Salí de aquella breve consulta poco menos que perpleja. El conjunto de síntomas que me habían acompañado no encajaban, desde mi humilde perspectiva de paciente (apréciese el sarcasmo), es decir, de persona que los está sufriendo, con el diagnóstico tajante de depresión. Pero el desconcierto brotaba sobre todo de la falta de comunicación de aquel doctor que no había siquiera tratado de indagar más allá en mi condición.
Decidí hacer caso omiso por el momento y, cuando volví a Córdoba en septiembre, me acerqué a ver a mi médico de familia de la Seguridad Social, una mujer afable que no me conocía en absoluto pues tengo la suerte de no soler enfermar.

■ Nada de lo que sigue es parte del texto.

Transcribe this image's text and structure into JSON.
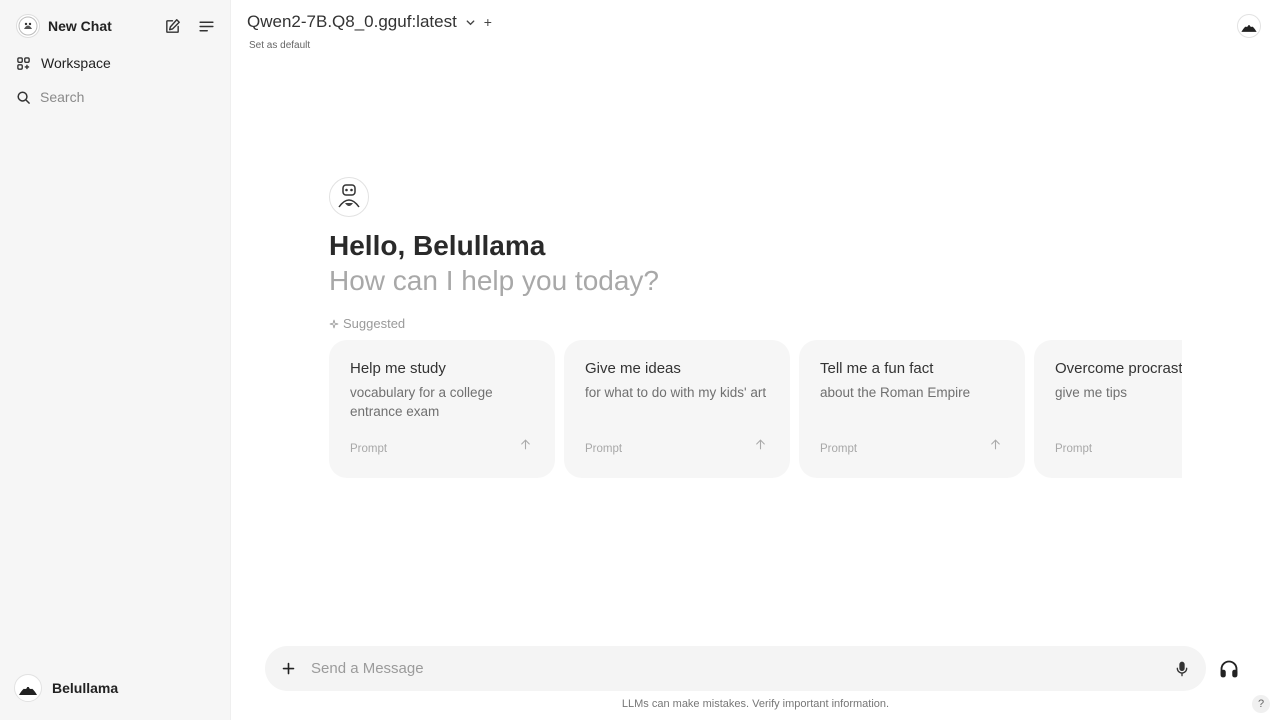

Como las citas en la sanidad pública son más aceleradas, relaté en un par de minutos aquella fatídica noche estival y, para mi estupor, tanto el diagnóstico como el tratamiento resultaron ser los mismos que los propuestos por el médico malagueño.
Ni indagación.
Ni preguntas. 
Ni dudarlo:
- Seis meses de paroxetina.
Y esta profesional añadió:
-... a veces el tratamiento ha de ser de por vida.
E hizo referencia a alguno de los efectos secundarios de este componente, en concreto a la inhibición del deseo sexual. O sea, que además de estar deprimida, te quitan las ganas de hacerlo.

Salí muy pesada de aquella consulta, decepcionada con la confirmación de un patrón de solución único, que yo no estaba dispuesta a acatar.

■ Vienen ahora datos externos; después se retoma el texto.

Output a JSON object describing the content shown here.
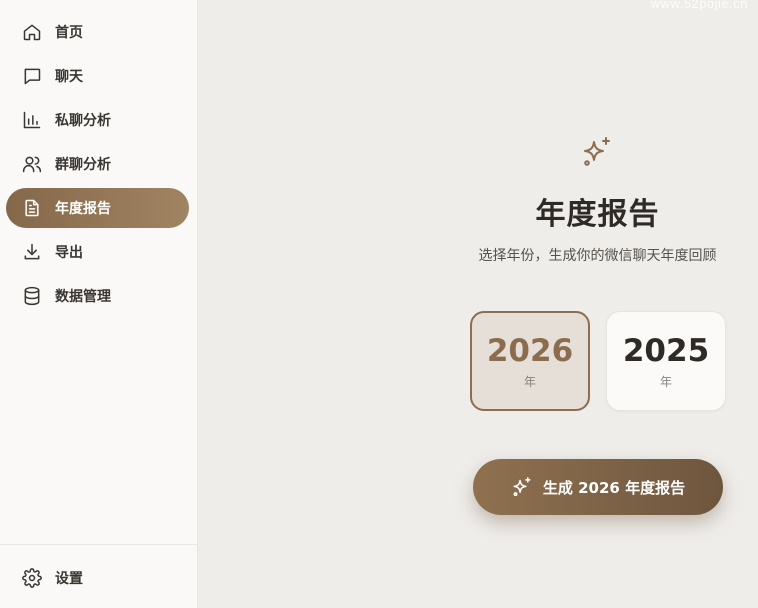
{
  "watermark": "www.52pojie.cn",
  "sidebar": {
    "items": [
      {
        "label": "首页",
        "icon": "home-icon",
        "active": false
      },
      {
        "label": "聊天",
        "icon": "chat-bubble-icon",
        "active": false
      },
      {
        "label": "私聊分析",
        "icon": "bar-chart-icon",
        "active": false
      },
      {
        "label": "群聊分析",
        "icon": "users-icon",
        "active": false
      },
      {
        "label": "年度报告",
        "icon": "document-icon",
        "active": true
      },
      {
        "label": "导出",
        "icon": "download-icon",
        "active": false
      },
      {
        "label": "数据管理",
        "icon": "database-icon",
        "active": false
      }
    ],
    "settings_label": "设置",
    "settings_icon": "gear-icon"
  },
  "main": {
    "icon": "sparkles-icon",
    "title": "年度报告",
    "subtitle": "选择年份，生成你的微信聊天年度回顾",
    "years": [
      {
        "year": "2026",
        "unit": "年",
        "selected": true
      },
      {
        "year": "2025",
        "unit": "年",
        "selected": false
      }
    ],
    "generate_button": {
      "label": "生成 2026 年度报告",
      "icon": "sparkles-icon"
    }
  },
  "colors": {
    "accent": "#8b6c4e",
    "background": "#efedea",
    "sidebar_bg": "#faf9f7"
  }
}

Peter siempre dice que UNA va al médico con la intención de la desobediencia por delante.
El tema de la obediencia a una figura de "autoridad por conocimiento" podría ser en sí mismo objeto de otro post. 
Pero lo que yo quiero desplegar hoy aquí, en la semana del día mundial de la salud mental, es la preocupación, cuando no dentera, que me produce un sistema sanitario, público o privado, dispuesto a enterrarme definitivamente en un tratamiento antidepresivo por un ataque de ansiedad puntual.

Sin juzgar mi estilo de vida.
Sin adentrarse en mi alimentación.
Sin cuestionar mis hábitos de salud ni de sueño.
Sin tiempo.
Sin preguntas.

Con la receta como estandarte.


UNA cogió la receta.
UNA se fue a la farmacia que siempre hay al lado del centro de salud.
UNA compró el medicamento. ¿No es eso, al fin y al cabo, lo que el sistema quiere que hagamos? ¿Que compremos el medicamento?

Y, cada día, a la misma hora, UNA desprendía la pastilla cuidadosamente del embalaje, y la trasladaba con conciencia a un bote vacío. 
Un bote de pastillas.

Un bote de pastillas que se fue llenando con todas las pastillas que UNA nunca llegó a tomarse.

No estoy abogando por la abolición radical de estos tratamientos, estoy reivindicando la vigilancia extrema en la selección de los casos en los que se recetan, que deberían ser la excepción y no la norma. Creo que sería urgente que el médico supervisara si su paciente está consumiendo mucho azúcar o poca proteína, que le recetara ejercicio físico, meditación o escritura expresiva antes que paroxetina, que le instara a quedar regularmente con sus amigos...

Por cada pastilla que UNA metió en aquel bote hizo un pequeño propósito de bienestar para evitar la recaída.

Lo que me aportó aquel ataque de ansiedad es la confianza en los recursos propios, los que vienen de dentro. Los que te permiten surfear los bajos de la vida. Conozco mujeres y tengo amigas que acallaron su voz interior para tratar de aplacar los síntomas de esos bajos y crearon una dependencia asustada de recursos externos que no les permite ahora enfrentarse al mundo sin pastillas. ¿De verdad? ¿No les hemos robado a estas mujeres la fe en sí mismas? ¿En su capacidad de saber estar con las emociones desagradables? ¿En el poder de la compasión por UNA misma? ¿En la necesidad imperante del autocuidado? 
Mujeres que, además, callan, porque el estigma de palabras como ansiedad y depresión sigue, como una nube negra, vaticinando debilidad que aún se percibe con vergüenza.

A UNA el ataque de ansiedad la puso de rodillas. 
Pero cada pastilla que metió en aquel bote la hizo más fuerte.